During the conference, held jointly by RCSEd and NHS Scotland Centre for Sustainability, we heard some hugely important comments from Genevieve Edwards, the Chief Executive of Bowel Cancer UK, who said that designing diagnostic services with patients at the centre was essential. She commented that the patient feedback about the CCE service (from over 1000 patients) had been very good.

We also had a series of presentations on the evidence base for CCE, alongside a description of the international experience of the test from Professor Gunnar Baatrup, who many of you will know as an international authority on colon capsule endoscopy. 

Discussions were led on future models of the colon capsule, with Dr David Rigby, who is a GP from the Western Isles, describing how general practice is about to start a world-first GP-led colon capsule endoscopy service on the Islands

I was delighted to update colleagues on our future plans to do home deliveries of the procedures to patients, as ultimately, we see that colon capsule endoscopy could be done within a person’s home. This of course, would be very popular with the patients, particularly given the stigma around having a colonoscopy. 
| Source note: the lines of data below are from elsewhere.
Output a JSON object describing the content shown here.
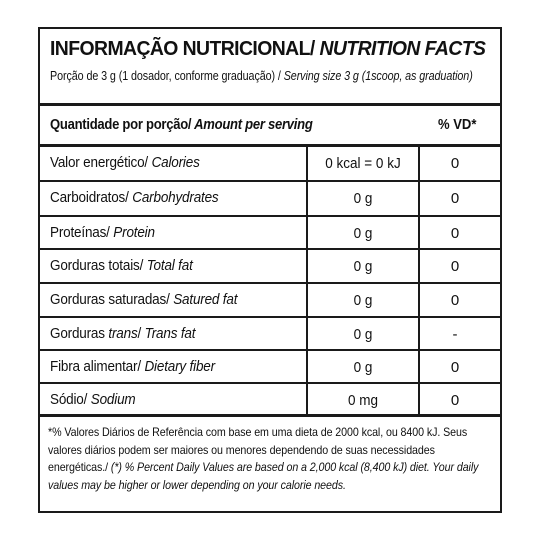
{
  "title": {
    "pt": "INFORMAÇÃO NUTRICIONAL/",
    "en": " NUTRITION FACTS"
  },
  "serving": {
    "pt": "Porção de 3 g  (1 dosador, conforme graduação) /",
    "en": " Serving size 3 g  (1scoop, as graduation)"
  },
  "header": {
    "pt": "Quantidade por porção/",
    "en": " Amount per serving",
    "vd": "% VD*"
  },
  "rows": [
    {
      "pt": "Valor energético/",
      "en": " Calories",
      "qty": "0 kcal = 0 kJ",
      "vd": "0"
    },
    {
      "pt": "Carboidratos/",
      "en": " Carbohydrates",
      "qty": "0 g",
      "vd": "0"
    },
    {
      "pt": "Proteínas/",
      "en": " Protein",
      "qty": "0 g",
      "vd": "0"
    },
    {
      "pt": "Gorduras totais/",
      "en": " Total fat",
      "qty": "0 g",
      "vd": "0"
    },
    {
      "pt": "Gorduras saturadas/",
      "en": " Satured fat",
      "qty": "0 g",
      "vd": "0"
    },
    {
      "pt": "Gorduras ",
      "pt_italic": "trans",
      "pt_end": "/",
      "en": " Trans fat",
      "qty": "0 g",
      "vd": "-"
    },
    {
      "pt": "Fibra alimentar/",
      "en": " Dietary fiber",
      "qty": "0 g",
      "vd": "0"
    },
    {
      "pt": "Sódio/",
      "en": " Sodium",
      "qty": "0 mg",
      "vd": "0"
    }
  ],
  "footnote": {
    "pt": "*% Valores Diários de Referência com base em uma dieta de 2000 kcal, ou 8400 kJ. Seus valores diários podem ser maiores ou menores dependendo de suas necessidades energéticas./",
    "en": " (*) % Percent Daily Values are based on a 2,000 kcal (8,400 kJ) diet. Your daily values may be higher or lower depending on your calorie needs."
  }
}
As a College, we’re very passionate about sustainable healthcare and if you look at all the plastics involved in the colonoscopy pathway, we see CCE as environmentally advantageous because the volume of single use items is significantly less and potentially there will be a considerable saving in patient carbon-miles if they can access CCE in or close to their homes.

I am proud to say that Scotland is the world’s first place to have the colon capsule as part of its normal service. ScotCap 2.0 will be an elevated version of this and will be about how we take the service and make it even better.

The conference afforded me the opportunity to engage with so many brilliant members of the profession and it was great to get everyone involved so we can compare notes and plan future trials and innovations. 

We can see that CCE may make accessing a bowel diagnostic easier. Patients who are scared of having a colonoscopy may find CCE much easier, particularly if they do not want to be in a hospital. I truly believe that CCE will have an impact on addressing health inequalities and will have the potential to reduce the number of patients experiencing bowel cancer.

By summer 2022, every health board will have the service in Scotland. Together we must raise awareness of the fact that CCE is available and that it is an alternative option for patients.